LAS VEGAS – IBM CEO and president Ginni Rometty used her opening keynote at the Consumer Electronics Show (CES) Jan. 8 to spotlight her company’s latest artificial intelligence (AI) initiatives, as well as the IBM Q System One, which is being billed as “the world’s first integrated universal approximate quantum computing system designed for scientific and commercial use.”
The theme of her presentation was “what’s next” for data, computing and society, Rometty told attendees. She went on to explain how technologies including AI, blockchain and the cloud are reshaping not only the business world, but also our daily lives, and predicted that new data will revolutionize how we live, work and play.
“There’s 2.5 quintillion bytes of data today,” she said.
One may think, therefore, “we don’t need more, but you would be surprised,” she told attendees, adding: “We estimate that less than one percent of the data that the world is actually emitting – putting out there – is actually collected and actually analyzed.” That’s “deep data,” she noted, pointing out that “if you could” collect and analyze that data “some really wonderful things can be learned” that can benefit society.
As an example of what IBM is achieving by unlocking such data, on the AI front, she said IBM Research’s “fingernail sensor” prototype, when combined with AI and machine learning, could change the way that clinicians use data, including changes in a person’s grip strength, to monitor and track disease. The sensor measures how a fingernail bends and moves continuously throughout the day to indicate grip strength, which is a key biomarker for health.
By continually collecting data and feeding it into AI algorithms, the sensor may one day provide clinicians with a more accurate picture of a patient’s grip strength and movement over time, which could enable doctors to provide more personalized treatment recommendations for a variety of conditions, including Parkinson’s Disease, according to Rometty.

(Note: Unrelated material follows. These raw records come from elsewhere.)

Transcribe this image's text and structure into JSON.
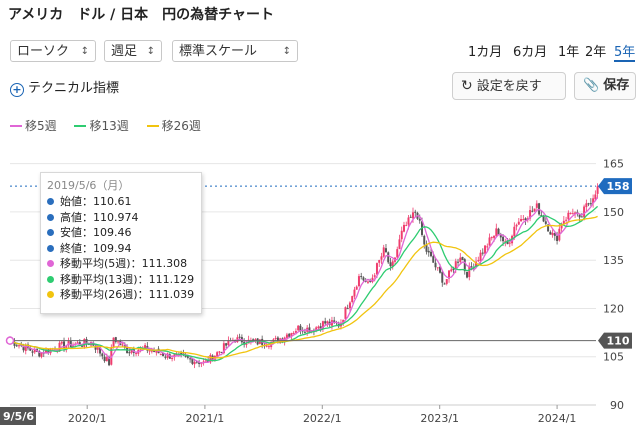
{
  "title": "アメリカ　ドル / 日本　円の為替チャート",
  "controls": {
    "chart_type": "ローソク",
    "interval": "週足",
    "scale": "標準スケール",
    "periods": [
      "1カ月",
      "6カ月",
      "1年",
      "2年",
      "5年"
    ],
    "active_period": "5年",
    "technical_label": "テクニカル指標",
    "reset_label": "設定を戻す",
    "save_label": "保存"
  },
  "legend": [
    {
      "label": "移5週",
      "color": "#e066d6"
    },
    {
      "label": "移13週",
      "color": "#2ecc71"
    },
    {
      "label": "移26週",
      "color": "#f1c40f"
    }
  ],
  "tooltip": {
    "date": "2019/5/6（月）",
    "rows": [
      {
        "label": "始値：110.61",
        "color": "#2a6ebd"
      },
      {
        "label": "高値：110.974",
        "color": "#2a6ebd"
      },
      {
        "label": "安値：109.46",
        "color": "#2a6ebd"
      },
      {
        "label": "終値：109.94",
        "color": "#2a6ebd"
      },
      {
        "label": "移動平均(5週)：111.308",
        "color": "#e066d6"
      },
      {
        "label": "移動平均(13週)：111.129",
        "color": "#2ecc71"
      },
      {
        "label": "移動平均(26週)：111.039",
        "color": "#f1c40f"
      }
    ]
  },
  "colors": {
    "up": "#ef3d6e",
    "down": "#555555",
    "current_marker": "#1f6bbf",
    "cursor_marker": "#555555"
  },
  "chart_data": {
    "type": "candlestick",
    "title": "アメリカ　ドル / 日本　円の為替チャート",
    "yticks": [
      90,
      105,
      120,
      135,
      150,
      165
    ],
    "ylim": [
      90,
      168
    ],
    "x_start": "2019/5/6",
    "x_end": "2024/5",
    "xticks": [
      "2020/1",
      "2021/1",
      "2022/1",
      "2023/1",
      "2024/1"
    ],
    "x_start_label": "9/5/6",
    "current_price_label": "158",
    "cursor_price_label": "110",
    "current_price": 158,
    "cursor_price": 110,
    "anchors": [
      [
        "2019/5/6",
        110.0
      ],
      [
        "2019/8/1",
        106.0
      ],
      [
        "2019/10/15",
        108.5
      ],
      [
        "2020/1/15",
        109.5
      ],
      [
        "2020/3/9",
        103.0
      ],
      [
        "2020/3/23",
        111.0
      ],
      [
        "2020/5/1",
        107.0
      ],
      [
        "2020/7/1",
        107.5
      ],
      [
        "2020/9/1",
        105.5
      ],
      [
        "2020/11/1",
        104.5
      ],
      [
        "2021/1/1",
        103.0
      ],
      [
        "2021/3/31",
        110.5
      ],
      [
        "2021/6/1",
        109.5
      ],
      [
        "2021/8/1",
        109.5
      ],
      [
        "2021/10/20",
        114.0
      ],
      [
        "2021/12/1",
        113.5
      ],
      [
        "2022/1/5",
        115.5
      ],
      [
        "2022/2/25",
        115.0
      ],
      [
        "2022/3/28",
        123.0
      ],
      [
        "2022/4/28",
        130.5
      ],
      [
        "2022/5/25",
        127.0
      ],
      [
        "2022/7/14",
        138.5
      ],
      [
        "2022/8/2",
        131.5
      ],
      [
        "2022/9/7",
        144.0
      ],
      [
        "2022/10/21",
        150.5
      ],
      [
        "2022/11/15",
        139.0
      ],
      [
        "2023/1/16",
        128.0
      ],
      [
        "2023/3/8",
        137.0
      ],
      [
        "2023/3/24",
        130.5
      ],
      [
        "2023/5/30",
        140.0
      ],
      [
        "2023/6/30",
        144.5
      ],
      [
        "2023/7/28",
        139.0
      ],
      [
        "2023/8/25",
        146.5
      ],
      [
        "2023/10/31",
        151.5
      ],
      [
        "2023/12/28",
        141.0
      ],
      [
        "2024/1/15",
        147.0
      ],
      [
        "2024/2/20",
        150.5
      ],
      [
        "2024/3/11",
        147.0
      ],
      [
        "2024/3/29",
        151.3
      ],
      [
        "2024/4/19",
        154.5
      ],
      [
        "2024/5/6",
        158.0
      ]
    ]
  }
}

On that note, she announced a new initiative with The Michael J. Fox Foundation to better understand Parkinson’s Disease. IBM also launched a new tool with Medtronic that it said was designed to help people with diabetes better predict the likelihood when they will experience a low glucose event within an upcoming 1-4 hour window.
Also on the AI front, IBM Research previously unveiled Project Debater, which the company said was the first AI system that can debate humans on complex topics. At CES, IBM has now shared a new dimension for that technology: Project Debater – Speech by Crowd. The experimental cloud-based AI platform uses the core AI behind IBM Project Debater to collect free-text arguments from large audiences on debatable topics and automatically constructs persuasive viewpoints to support or contest the topic, according to IBM.
IBM Q systems, meanwhile, are “designed to one day tackle problems that are currently seen as too complex and exponential in nature for classical systems to handle,” the company said in a news release. Future applications of quantum computing could include finding new ways to model financial data and isolating major global risk factors that will enable people to make better investments, or “finding the optimal path across global systems for ultra-efficient logistics and optimizing fleet operations for deliveries,” it said.
IBM also announced plans to open its first IBM Q Quantum Computation Center for commercial clients in Poughkeepsie, New York, in 2019. The new center will tout some of the world’s most advanced cloud-based quantum computing systems, which IBM said will be accessible to members of the IBM Q Network, a global community of Fortune 500 companies, startups, academic institutions and national research labs working with IBM to advance quantum computing and explore practical applications for business and science.
On the blockchain front, Rometty highlighted how the technology can be used to achieve better food safety.
Rometty started her presentation by boasting about the latest achievements of IBM inventors, who received a record 9,100 patents in 2018, marking the company’s 26th straight year of U.S. patent leadership, she said. IBM led the tech industry in the number of AI, cloud computing, security and quantum computing-related patents granted, according to the company. Almost 50% of the 2018 patents related to pioneering advancements in AI, cloud computing, security, blockchain and quantum computing, IBM said.
The industry-leading 1,600 AI patents alone that IBM inventors were granted in 2018 included new ways to use that technology to help people converse and protect the earth’s lakes and waterways, according to the company. AI also played a large role in the more than 1,400 security patents IBM inventors were granted in 2018, including an AI-powered security approach to combat voice phishing, it said.